Nonostante la pioggia sia proseguita anche nella notte, non si registrano vittime né feriti. “Le carreggiate restano bagnate e scivolose, raccomandiamo prudenza a chi guida”, si legge nella nota diffusa questa mattina. Tutte le linee urbane di autobus sono in servizio regolare e non ci sono ritardi, aggiunge l’Autotrolej.

Il quadro resta però delicato in via  Vukovar, dove una frana provocata dal cedimento di un cantiere ha riversato pietre e materiale da costruzione fino a bloccare interamente la strada nei pressi del centro commerciale Plodine. La colata di fango e detriti ha raggiunto persino la vicina struttura sanitaria e l’edificio del pronto soccorso a Torretta.

La sindaca Iva Rinčić mercoledì sera in via Vukovar. Fito Città di Fiume (Grad Rijeka)

Sul posto è arrivata anche la sindaca Iva Rinčić, accompagnata dai vigili del fuoco, dal direttore di Rijeka Plus e Vodovod i kanalizacija. Rinčić ha chiesto immediata chiarezza: “Gli investitori, l’impresa esecutrice, i supervisori e il coordinatore per la sicurezza devono consegnare entro giovedì un rapporto dettagliato. Se saranno accertati errori o negligenze, la Città avvierà le procedure per individuare le responsabilità e applicare le sanzioni previste dalla legge”.

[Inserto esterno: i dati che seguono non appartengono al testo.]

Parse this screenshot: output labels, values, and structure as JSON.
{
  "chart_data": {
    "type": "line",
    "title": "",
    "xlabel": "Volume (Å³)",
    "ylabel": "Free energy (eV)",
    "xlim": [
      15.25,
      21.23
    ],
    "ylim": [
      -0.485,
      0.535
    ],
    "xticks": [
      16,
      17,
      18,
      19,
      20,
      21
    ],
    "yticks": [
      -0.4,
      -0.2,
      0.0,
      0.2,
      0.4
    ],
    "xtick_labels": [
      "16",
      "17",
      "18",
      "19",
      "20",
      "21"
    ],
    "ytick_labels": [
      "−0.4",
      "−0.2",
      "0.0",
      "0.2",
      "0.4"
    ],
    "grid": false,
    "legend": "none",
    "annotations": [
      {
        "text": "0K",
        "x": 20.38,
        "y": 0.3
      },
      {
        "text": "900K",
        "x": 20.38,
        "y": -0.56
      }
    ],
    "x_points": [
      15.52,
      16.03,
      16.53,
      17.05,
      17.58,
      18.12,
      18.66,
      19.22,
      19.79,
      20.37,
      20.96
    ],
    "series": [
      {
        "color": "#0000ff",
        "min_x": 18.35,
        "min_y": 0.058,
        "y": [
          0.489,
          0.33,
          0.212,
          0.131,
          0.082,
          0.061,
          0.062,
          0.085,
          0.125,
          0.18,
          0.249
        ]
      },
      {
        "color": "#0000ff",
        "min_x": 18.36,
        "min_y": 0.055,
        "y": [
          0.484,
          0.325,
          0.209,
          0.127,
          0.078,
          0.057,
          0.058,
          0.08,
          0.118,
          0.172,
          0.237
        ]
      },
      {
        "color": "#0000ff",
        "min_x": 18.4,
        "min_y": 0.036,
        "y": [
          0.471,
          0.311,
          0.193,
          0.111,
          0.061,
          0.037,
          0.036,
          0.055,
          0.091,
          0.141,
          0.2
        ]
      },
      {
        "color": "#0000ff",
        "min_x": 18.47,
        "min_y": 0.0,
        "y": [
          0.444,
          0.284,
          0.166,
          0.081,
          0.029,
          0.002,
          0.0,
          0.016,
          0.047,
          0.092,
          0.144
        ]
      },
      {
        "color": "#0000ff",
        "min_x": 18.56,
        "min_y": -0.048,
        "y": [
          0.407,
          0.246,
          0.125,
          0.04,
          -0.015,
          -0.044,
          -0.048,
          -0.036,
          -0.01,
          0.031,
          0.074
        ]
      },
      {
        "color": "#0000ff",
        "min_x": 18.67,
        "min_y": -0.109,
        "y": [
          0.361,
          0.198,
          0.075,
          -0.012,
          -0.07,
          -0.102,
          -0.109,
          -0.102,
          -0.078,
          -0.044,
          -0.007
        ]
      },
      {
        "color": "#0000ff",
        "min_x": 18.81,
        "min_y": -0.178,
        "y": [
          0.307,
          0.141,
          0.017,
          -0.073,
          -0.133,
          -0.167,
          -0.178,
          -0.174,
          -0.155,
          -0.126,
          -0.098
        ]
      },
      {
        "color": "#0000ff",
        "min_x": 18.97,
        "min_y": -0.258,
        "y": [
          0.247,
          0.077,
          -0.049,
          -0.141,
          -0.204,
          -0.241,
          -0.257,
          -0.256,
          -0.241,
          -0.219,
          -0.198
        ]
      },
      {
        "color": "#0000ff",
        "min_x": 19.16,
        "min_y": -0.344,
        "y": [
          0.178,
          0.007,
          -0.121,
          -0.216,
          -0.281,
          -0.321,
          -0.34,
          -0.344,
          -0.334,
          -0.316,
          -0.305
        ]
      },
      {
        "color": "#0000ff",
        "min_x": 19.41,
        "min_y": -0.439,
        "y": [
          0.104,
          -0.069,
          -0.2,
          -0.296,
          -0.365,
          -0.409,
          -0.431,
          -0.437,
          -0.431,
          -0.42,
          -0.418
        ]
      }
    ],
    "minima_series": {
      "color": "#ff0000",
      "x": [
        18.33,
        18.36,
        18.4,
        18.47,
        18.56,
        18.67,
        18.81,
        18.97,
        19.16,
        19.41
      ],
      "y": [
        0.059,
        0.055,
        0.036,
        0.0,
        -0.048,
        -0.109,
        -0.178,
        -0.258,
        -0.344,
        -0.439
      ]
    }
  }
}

Il cantiere incriminato rientra nel progetto europeo “Miglioramento delle infrastrutture idrico-fognarie nell’area di agglomerazione di Rijeka”. Secondo la Città, gli operatori erano tenuti a predisporre verifiche e misure preventive in caso di previsioni meteorologiche avverse.

Mentre la città riprende la propria quotidianità, gli occhi restano puntati sul meteo. Secondo l’esperto Zoran Vakula (HRT), nelle prossime ore sono possibili nuove piogge sparse, ma non della stessa intensità di ieri. Le temperature resteranno miti, tra i 20 e i 27 gradi, con tempo variabile fino al fine settimana.